The Washington PostDemocracy Dies in Darkness

How China censors 100 million tweets per day

People use computers at an Internet cafe in central China's Anhui province. (AP Photo)
Placeholder while article actions load

A new study by researchers at Rice, Bowdoin and the University of New Mexico sheds unprecedented light on how China censors the 300 million users and 100 million daily messages of its Twitter-like platform, Weibo.

Previously, we knew what terms censors were most likely to snag and which provinces got impacted most. But the new study pinpoints exactly how long it takes censors to take down a post (generally, 5 to 10 minutes) and makes some compelling guesses for how they do it. The researchers gathered their data from more than 3,500 frequently censored Weibo users over a period of a month.

They found that censors took down 12 percent of total posts.

Censoring Weibo is, obviously, a profound logistical undertaking -- the site sees nearly five times as many posts in the average minute than Twitter did during the State of the Union.
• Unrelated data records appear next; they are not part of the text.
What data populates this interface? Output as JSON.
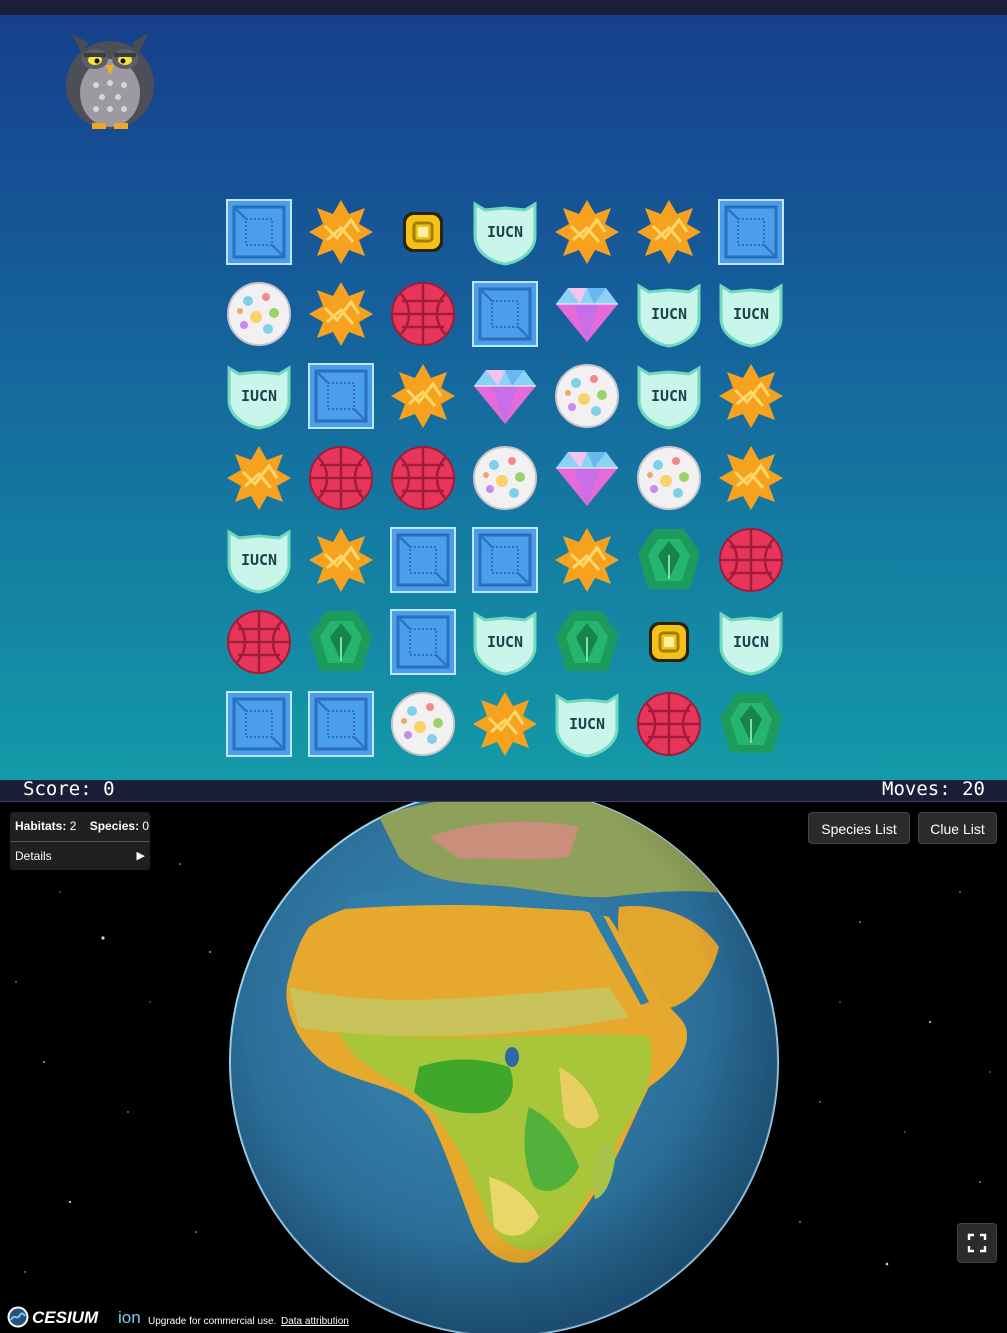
{
  "game": {
    "score_label": "Score: 0",
    "moves_label": "Moves: 20",
    "mascot_icon": "owl-icon",
    "board": [
      [
        "box",
        "star",
        "coin",
        "iucn",
        "star",
        "star",
        "box"
      ],
      [
        "egg",
        "star",
        "ball",
        "box",
        "gem",
        "iucn",
        "iucn"
      ],
      [
        "iucn",
        "box",
        "star",
        "gem",
        "egg",
        "iucn",
        "star"
      ],
      [
        "star",
        "ball",
        "ball",
        "egg",
        "gem",
        "egg",
        "star"
      ],
      [
        "iucn",
        "star",
        "box",
        "box",
        "star",
        "emerald",
        "ball"
      ],
      [
        "ball",
        "emerald",
        "box",
        "iucn",
        "emerald",
        "coin",
        "iucn"
      ],
      [
        "box",
        "box",
        "egg",
        "star",
        "iucn",
        "ball",
        "emerald"
      ]
    ],
    "badge_text": "IUCN"
  },
  "viewer": {
    "habitats_label": "Habitats:",
    "habitats_value": "2",
    "species_label": "Species:",
    "species_value": "0",
    "details_label": "Details",
    "details_arrow": "▶",
    "species_list_button": "Species List",
    "clue_list_button": "Clue List",
    "fullscreen_icon": "fullscreen-icon",
    "credits": {
      "logo_text": "CESIUM ion",
      "upgrade_text": "Upgrade for commercial use.",
      "attribution_link": "Data attribution"
    }
  },
  "colors": {
    "box": "#4a9eea",
    "star": "#f7a21e",
    "ball": "#e8365b",
    "gem": "#e66ad8",
    "emerald": "#1c9b5c",
    "iucn": "#c9f5ea",
    "coin": "#f2c218",
    "sky_top": "#173f8c",
    "sky_bottom": "#149aa8",
    "ocean": "#2f7eaa"
  }
}
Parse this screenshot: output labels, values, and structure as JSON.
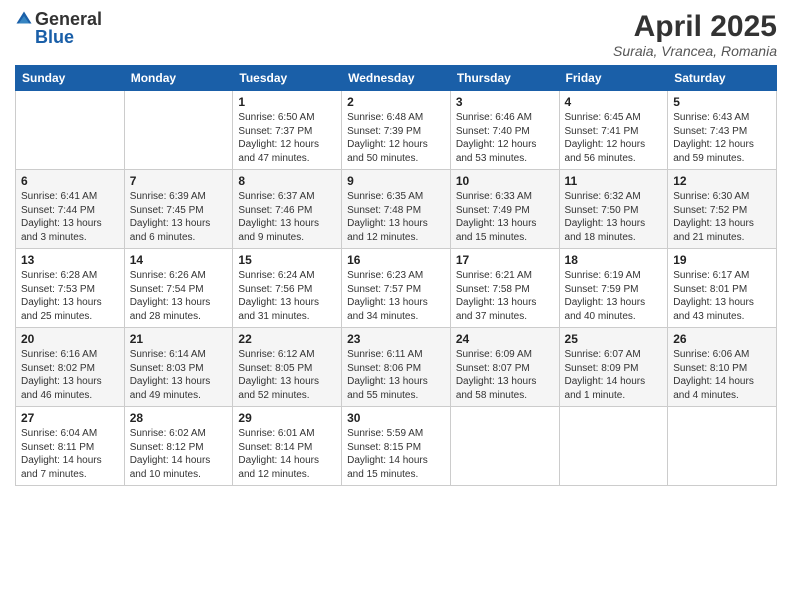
{
  "logo": {
    "general": "General",
    "blue": "Blue"
  },
  "title": {
    "month": "April 2025",
    "location": "Suraia, Vrancea, Romania"
  },
  "weekdays": [
    "Sunday",
    "Monday",
    "Tuesday",
    "Wednesday",
    "Thursday",
    "Friday",
    "Saturday"
  ],
  "weeks": [
    [
      {
        "day": "",
        "info": ""
      },
      {
        "day": "",
        "info": ""
      },
      {
        "day": "1",
        "info": "Sunrise: 6:50 AM\nSunset: 7:37 PM\nDaylight: 12 hours and 47 minutes."
      },
      {
        "day": "2",
        "info": "Sunrise: 6:48 AM\nSunset: 7:39 PM\nDaylight: 12 hours and 50 minutes."
      },
      {
        "day": "3",
        "info": "Sunrise: 6:46 AM\nSunset: 7:40 PM\nDaylight: 12 hours and 53 minutes."
      },
      {
        "day": "4",
        "info": "Sunrise: 6:45 AM\nSunset: 7:41 PM\nDaylight: 12 hours and 56 minutes."
      },
      {
        "day": "5",
        "info": "Sunrise: 6:43 AM\nSunset: 7:43 PM\nDaylight: 12 hours and 59 minutes."
      }
    ],
    [
      {
        "day": "6",
        "info": "Sunrise: 6:41 AM\nSunset: 7:44 PM\nDaylight: 13 hours and 3 minutes."
      },
      {
        "day": "7",
        "info": "Sunrise: 6:39 AM\nSunset: 7:45 PM\nDaylight: 13 hours and 6 minutes."
      },
      {
        "day": "8",
        "info": "Sunrise: 6:37 AM\nSunset: 7:46 PM\nDaylight: 13 hours and 9 minutes."
      },
      {
        "day": "9",
        "info": "Sunrise: 6:35 AM\nSunset: 7:48 PM\nDaylight: 13 hours and 12 minutes."
      },
      {
        "day": "10",
        "info": "Sunrise: 6:33 AM\nSunset: 7:49 PM\nDaylight: 13 hours and 15 minutes."
      },
      {
        "day": "11",
        "info": "Sunrise: 6:32 AM\nSunset: 7:50 PM\nDaylight: 13 hours and 18 minutes."
      },
      {
        "day": "12",
        "info": "Sunrise: 6:30 AM\nSunset: 7:52 PM\nDaylight: 13 hours and 21 minutes."
      }
    ],
    [
      {
        "day": "13",
        "info": "Sunrise: 6:28 AM\nSunset: 7:53 PM\nDaylight: 13 hours and 25 minutes."
      },
      {
        "day": "14",
        "info": "Sunrise: 6:26 AM\nSunset: 7:54 PM\nDaylight: 13 hours and 28 minutes."
      },
      {
        "day": "15",
        "info": "Sunrise: 6:24 AM\nSunset: 7:56 PM\nDaylight: 13 hours and 31 minutes."
      },
      {
        "day": "16",
        "info": "Sunrise: 6:23 AM\nSunset: 7:57 PM\nDaylight: 13 hours and 34 minutes."
      },
      {
        "day": "17",
        "info": "Sunrise: 6:21 AM\nSunset: 7:58 PM\nDaylight: 13 hours and 37 minutes."
      },
      {
        "day": "18",
        "info": "Sunrise: 6:19 AM\nSunset: 7:59 PM\nDaylight: 13 hours and 40 minutes."
      },
      {
        "day": "19",
        "info": "Sunrise: 6:17 AM\nSunset: 8:01 PM\nDaylight: 13 hours and 43 minutes."
      }
    ],
    [
      {
        "day": "20",
        "info": "Sunrise: 6:16 AM\nSunset: 8:02 PM\nDaylight: 13 hours and 46 minutes."
      },
      {
        "day": "21",
        "info": "Sunrise: 6:14 AM\nSunset: 8:03 PM\nDaylight: 13 hours and 49 minutes."
      },
      {
        "day": "22",
        "info": "Sunrise: 6:12 AM\nSunset: 8:05 PM\nDaylight: 13 hours and 52 minutes."
      },
      {
        "day": "23",
        "info": "Sunrise: 6:11 AM\nSunset: 8:06 PM\nDaylight: 13 hours and 55 minutes."
      },
      {
        "day": "24",
        "info": "Sunrise: 6:09 AM\nSunset: 8:07 PM\nDaylight: 13 hours and 58 minutes."
      },
      {
        "day": "25",
        "info": "Sunrise: 6:07 AM\nSunset: 8:09 PM\nDaylight: 14 hours and 1 minute."
      },
      {
        "day": "26",
        "info": "Sunrise: 6:06 AM\nSunset: 8:10 PM\nDaylight: 14 hours and 4 minutes."
      }
    ],
    [
      {
        "day": "27",
        "info": "Sunrise: 6:04 AM\nSunset: 8:11 PM\nDaylight: 14 hours and 7 minutes."
      },
      {
        "day": "28",
        "info": "Sunrise: 6:02 AM\nSunset: 8:12 PM\nDaylight: 14 hours and 10 minutes."
      },
      {
        "day": "29",
        "info": "Sunrise: 6:01 AM\nSunset: 8:14 PM\nDaylight: 14 hours and 12 minutes."
      },
      {
        "day": "30",
        "info": "Sunrise: 5:59 AM\nSunset: 8:15 PM\nDaylight: 14 hours and 15 minutes."
      },
      {
        "day": "",
        "info": ""
      },
      {
        "day": "",
        "info": ""
      },
      {
        "day": "",
        "info": ""
      }
    ]
  ]
}
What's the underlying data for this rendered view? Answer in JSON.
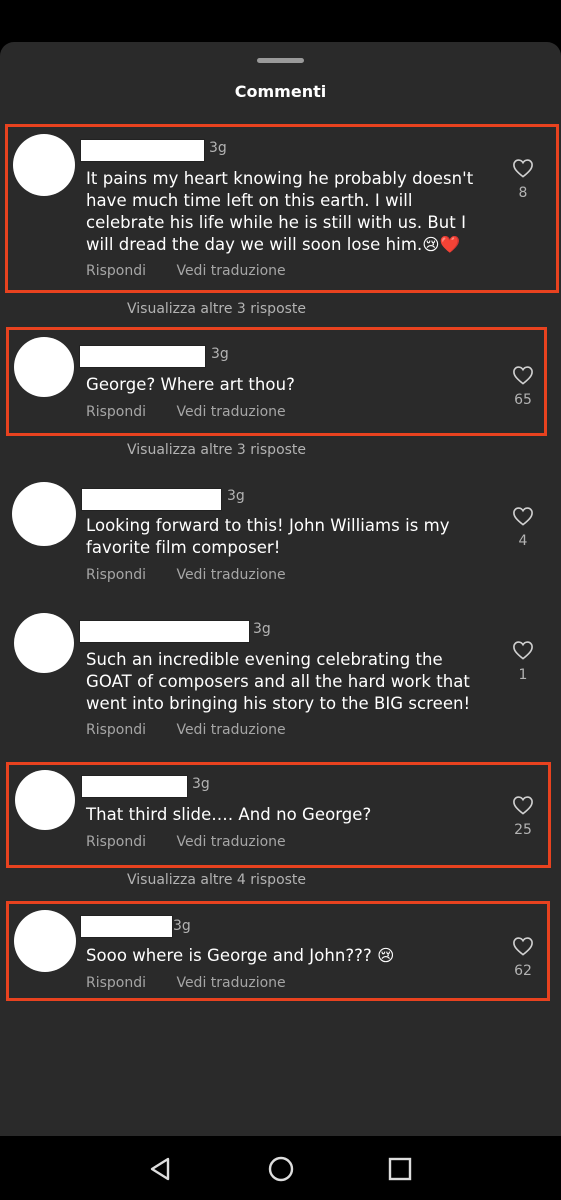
{
  "sheet": {
    "title": "Commenti"
  },
  "comments": [
    {
      "time": "3g",
      "text": "It pains my heart knowing he probably doesn't have much time left on this earth. I will celebrate his life while he is still with us. But I will dread the day we will soon lose him.😢❤️",
      "reply_label": "Rispondi",
      "translate_label": "Vedi traduzione",
      "likes": "8",
      "more_replies": "Visualizza altre 3 risposte"
    },
    {
      "time": "3g",
      "text": "George? Where art thou?",
      "reply_label": "Rispondi",
      "translate_label": "Vedi traduzione",
      "likes": "65",
      "more_replies": "Visualizza altre 3 risposte"
    },
    {
      "time": "3g",
      "text": "Looking forward to this! John Williams is my favorite film composer!",
      "reply_label": "Rispondi",
      "translate_label": "Vedi traduzione",
      "likes": "4"
    },
    {
      "time": "3g",
      "text": "Such an incredible evening celebrating the GOAT of composers and all the hard work that went into bringing his story to the BIG screen!",
      "reply_label": "Rispondi",
      "translate_label": "Vedi traduzione",
      "likes": "1"
    },
    {
      "time": "3g",
      "text": "That third slide…. And no George?",
      "reply_label": "Rispondi",
      "translate_label": "Vedi traduzione",
      "likes": "25",
      "more_replies": "Visualizza altre 4 risposte"
    },
    {
      "time": "3g",
      "text": "Sooo where is George and John??? 😢",
      "reply_label": "Rispondi",
      "translate_label": "Vedi traduzione",
      "likes": "62"
    }
  ],
  "icons": {
    "like": "heart-outline-icon",
    "nav_back": "triangle-back-icon",
    "nav_home": "circle-home-icon",
    "nav_recents": "square-recents-icon"
  },
  "colors": {
    "highlight": "#e8421f",
    "sheet_background": "#2a2a2a",
    "secondary_text": "#a6a6a6"
  }
}
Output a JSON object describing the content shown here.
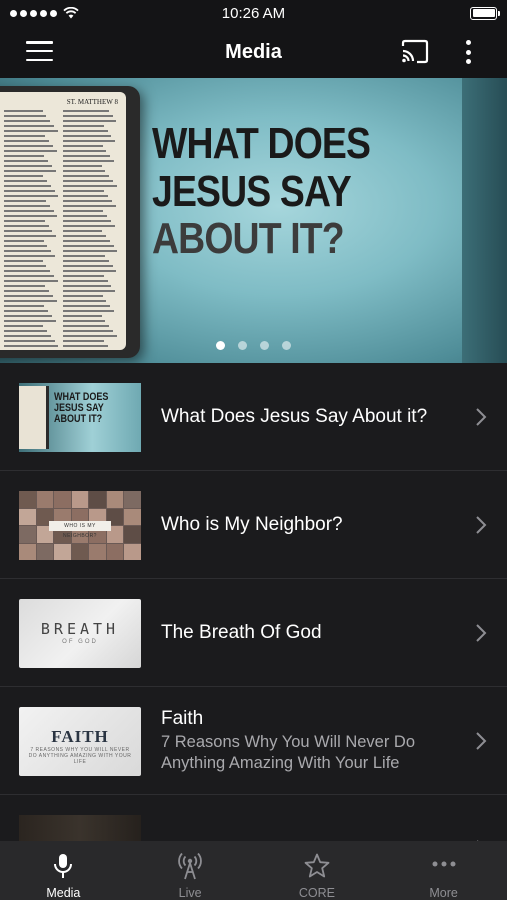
{
  "status_bar": {
    "time": "10:26 AM",
    "signal_dots": 5,
    "battery_level": 1.0
  },
  "nav": {
    "title": "Media"
  },
  "banner": {
    "title_lines": [
      "WHAT DOES",
      "JESUS SAY",
      "ABOUT IT?"
    ],
    "bible_header": "ST. MATTHEW 8",
    "page_count": 4,
    "active_page": 1
  },
  "media_items": [
    {
      "title": "What Does Jesus Say About it?",
      "subtitle": "",
      "thumb_text": [
        "WHAT DOES",
        "JESUS SAY",
        "ABOUT IT?"
      ]
    },
    {
      "title": "Who is My Neighbor?",
      "subtitle": "",
      "thumb_text": [
        "WHO IS MY NEIGHBOR?"
      ]
    },
    {
      "title": "The Breath Of God",
      "subtitle": "",
      "thumb_text": [
        "BREATH",
        "OF GOD"
      ]
    },
    {
      "title": "Faith",
      "subtitle": "7 Reasons Why You Will Never Do Anything Amazing With Your Life",
      "thumb_text": [
        "FAITH",
        "7 REASONS WHY YOU WILL NEVER DO ANYTHING AMAZING WITH YOUR LIFE"
      ]
    }
  ],
  "tabs": [
    {
      "label": "Media",
      "icon": "microphone-icon",
      "active": true
    },
    {
      "label": "Live",
      "icon": "broadcast-icon",
      "active": false
    },
    {
      "label": "CORE",
      "icon": "star-icon",
      "active": false
    },
    {
      "label": "More",
      "icon": "more-horizontal-icon",
      "active": false
    }
  ],
  "colors": {
    "background": "#1b1b1d",
    "nav_bar": "#141416",
    "tab_bar": "#29292b",
    "inactive_tab": "#8e8e93"
  }
}
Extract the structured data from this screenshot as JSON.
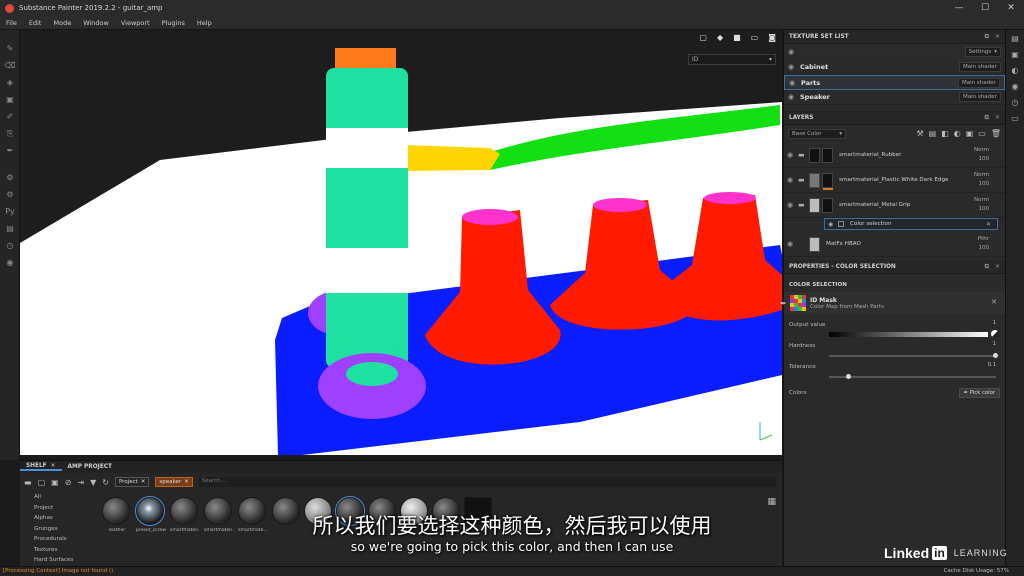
{
  "window": {
    "title": "Substance Painter 2019.2.2 - guitar_amp",
    "controls": [
      "—",
      "☐",
      "✕"
    ]
  },
  "menu": [
    "File",
    "Edit",
    "Mode",
    "Window",
    "Viewport",
    "Plugins",
    "Help"
  ],
  "viewport": {
    "channel_select": "ID",
    "colors": {
      "background": "#1d1d1d",
      "floor": "#ffffff",
      "base": "#0a1dff",
      "knobs": "#ff1a00",
      "knob_tops": "#ff33cc",
      "rings": "#a040ff",
      "jack_green": "#1ee0a0",
      "jack_white": "#ffffff",
      "jack_top": "#ff7a1a",
      "plug_yellow": "#ffd400",
      "cable": "#13e013"
    }
  },
  "texture_set_list": {
    "title": "TEXTURE SET LIST",
    "settings_label": "Settings",
    "sets": [
      {
        "name": "Cabinet",
        "shader": "Main shader"
      },
      {
        "name": "Parts",
        "shader": "Main shader",
        "selected": true
      },
      {
        "name": "Speaker",
        "shader": "Main shader"
      }
    ]
  },
  "layers": {
    "title": "LAYERS",
    "channel": "Base Color",
    "items": [
      {
        "name": "smartmaterial_Rubber",
        "blend": "Norm",
        "opacity": "100"
      },
      {
        "name": "smartmaterial_Plastic White Dark Edge",
        "blend": "Norm",
        "opacity": "100"
      },
      {
        "name": "smartmaterial_Metal Grip",
        "blend": "Norm",
        "opacity": "100"
      }
    ],
    "effect": {
      "name": "Color selection"
    },
    "last": {
      "name": "MatFx HBAO",
      "blend": "Pthr",
      "opacity": "100"
    }
  },
  "properties": {
    "title": "PROPERTIES - COLOR SELECTION",
    "section": "COLOR SELECTION",
    "idmask": {
      "title": "ID Mask",
      "subtitle": "Color Map from Mesh Parts"
    },
    "output_value": {
      "label": "Output value",
      "value": "1"
    },
    "hardness": {
      "label": "Hardness",
      "value": "1"
    },
    "tolerance": {
      "label": "Tolerance",
      "value": "0.1"
    },
    "colors_label": "Colors",
    "pick_color_label": "Pick color"
  },
  "shelf": {
    "tabs": [
      "SHELF",
      "AMP PROJECT"
    ],
    "filters": [
      "Project",
      "speaker"
    ],
    "search_placeholder": "Search...",
    "categories": [
      "All",
      "Project",
      "Alphas",
      "Grunges",
      "Procedurals",
      "Textures",
      "Hard Surfaces"
    ],
    "items": [
      "leather",
      "preset_screw",
      "smartmateri...",
      "smartmateri...",
      "smartmate..."
    ]
  },
  "subtitles": {
    "cn": "所以我们要选择这种颜色，然后我可以使用",
    "en": "so we're going to pick this color, and then I can use"
  },
  "branding": {
    "word": "Linked",
    "box": "in",
    "learning": "LEARNING"
  },
  "status": {
    "left": "[Processing Context] Image not found ()",
    "right": "Cache Disk Usage:    57%"
  }
}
The researchers have a few hypothesis for how that happens:

  1. Explicit filtering: a banned keyword triggers an automated system, which stops the message from posting and warns the user he has violated policy.
  2. Implicit filtering: a banned keyword triggers an automated system, which delays the message until a censor can see it and tells the user there's a server error in the meantime.
  3. Camouflaged posts: a banned keyword triggers an automated system, which keeps the message from displaying publicly but shows the user it has posted.
  4. Backwards repost search: either a human censor or an automated system discovers a problematic posts and deletes all versions of it (re-posts, etc.) across the network.
  5. Backwards keyword search: a censor notices a problematic keyword and deletes a number of its instances across the network.
  6. User monitoring: certain users who are censored frequently are flagged for closer scrutiny.
  7. Account closures: censors shut down problematic accounts entirely. The study counted 300 such closures of 3,500 accounts in a one-month period.
  8. Search filtering: a regularly updated list of terms cannot be searched.
  9. Public timeline filtering: sensitive topics are edited out of the general Weibo "fire hose."

Among the keywords that could trigger a deletion? "Support Syrian rebels," "lying of government" and "Beijing rainstorms," the study reports. (The full list does not look thematically different from a list of terms used to filter the Chinese Internet overall, obtained by the Post in 2006.) The rainstorms caused widespread destruction and anti-government outrage in July 2012, and China officially supports the Syrian regime.

A few other factors make a user more likely to get censored, as well: the time of day, for instance, or whether the user regularly posts inflammatory things. Interestingly, the researchers found that censorship times drag at night and around 7 p.m., when a national news program airs.

As for how many censors are employed watching Weibo, that is hard to say. The paper calculates that, if real people do indeed check every post, there should be roughly 4,200.